Most of the these drugs alter the function of neurotransmitters or neuromodulators in the central nervous system by suppressing excitation through blocking a chemical messenger called glutamate, or they enhance inhibition of excitation by activating another chemical messenger like glycine.  A third mechanism of action is directly on the membranes of the muscles resulting in weakness.

Side effects from oral medications to treat spastic muscle tone can be insidious and under recognized.  These include alterations in thinking, alertness, mood, and personality.  It is prudent to start at a low dose and then gradually increase the dose looking both for effectiveness and side effects.

Despite these drawbacks, oral medications may be successful and should be considered as part of the general medical approach to managing spasticity.

Passive function requires sufficient flexibility and looseness of limbs for caregivers to perform activities that patients cannot perform by themselves.  Active function, on the other hand, is what the patient can do alone. Active function requires active range of motion, strength, attention, alertness and a good mood.  Thus, the problem with using oral medications is that while it may be possible to enhance both comfort and passive function it may be more challenging to provide a medication that will improve comfort and active function. Unfortunately this is often the goal; you want to feel more comfortable, but you also want to be more active.

Whenever there is a long list of medications to treat a condition, it indicates that there is no one best medication, and that the search is ongoing for the ideal drug.  Often times, there is an initial enthusiasm for a new drug and then it is determined that the drug doesn’t work as well as initially believed.
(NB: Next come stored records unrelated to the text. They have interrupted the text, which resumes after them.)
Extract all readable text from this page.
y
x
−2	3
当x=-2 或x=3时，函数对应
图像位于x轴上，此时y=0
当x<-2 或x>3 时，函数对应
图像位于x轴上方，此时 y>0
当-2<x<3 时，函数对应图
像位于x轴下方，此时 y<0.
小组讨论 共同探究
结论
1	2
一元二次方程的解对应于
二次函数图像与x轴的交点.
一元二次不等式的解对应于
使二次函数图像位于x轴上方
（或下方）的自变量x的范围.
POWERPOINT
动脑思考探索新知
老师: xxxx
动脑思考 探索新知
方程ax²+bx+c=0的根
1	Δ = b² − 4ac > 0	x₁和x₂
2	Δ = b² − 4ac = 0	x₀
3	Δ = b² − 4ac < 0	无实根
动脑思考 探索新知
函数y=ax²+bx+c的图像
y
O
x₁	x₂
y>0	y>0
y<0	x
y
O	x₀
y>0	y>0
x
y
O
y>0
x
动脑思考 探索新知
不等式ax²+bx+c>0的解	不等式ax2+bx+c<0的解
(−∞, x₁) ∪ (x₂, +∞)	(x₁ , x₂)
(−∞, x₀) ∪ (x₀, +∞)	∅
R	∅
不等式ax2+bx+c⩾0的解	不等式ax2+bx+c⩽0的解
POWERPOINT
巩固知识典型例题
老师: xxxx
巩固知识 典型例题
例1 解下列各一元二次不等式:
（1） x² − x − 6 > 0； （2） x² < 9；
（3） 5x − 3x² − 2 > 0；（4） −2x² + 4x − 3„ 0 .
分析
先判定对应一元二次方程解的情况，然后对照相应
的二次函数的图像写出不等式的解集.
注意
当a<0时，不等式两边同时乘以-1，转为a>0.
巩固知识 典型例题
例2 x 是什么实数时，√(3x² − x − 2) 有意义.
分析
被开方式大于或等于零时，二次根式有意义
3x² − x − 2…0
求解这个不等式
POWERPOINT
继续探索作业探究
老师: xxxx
In conclusion, interventions for spasticity can be divided into treatments that affect the entire body or just specific target muscles and into treatments that are either permanent or reversible.  Surgeries, oral medications, and injections are “add ons” to the therapy program.  They are not a substitute for the therapy itself.  There is good evidence that suggests that appropriate therapeutic exercises in combination with preventative measures, such as stretching with well made splints, can result in increased function.  We are learning that the central nervous system is a great deal more changeable than we had previously thought.  The challenge is to find the right combination of interventions that will help to make those changes happen.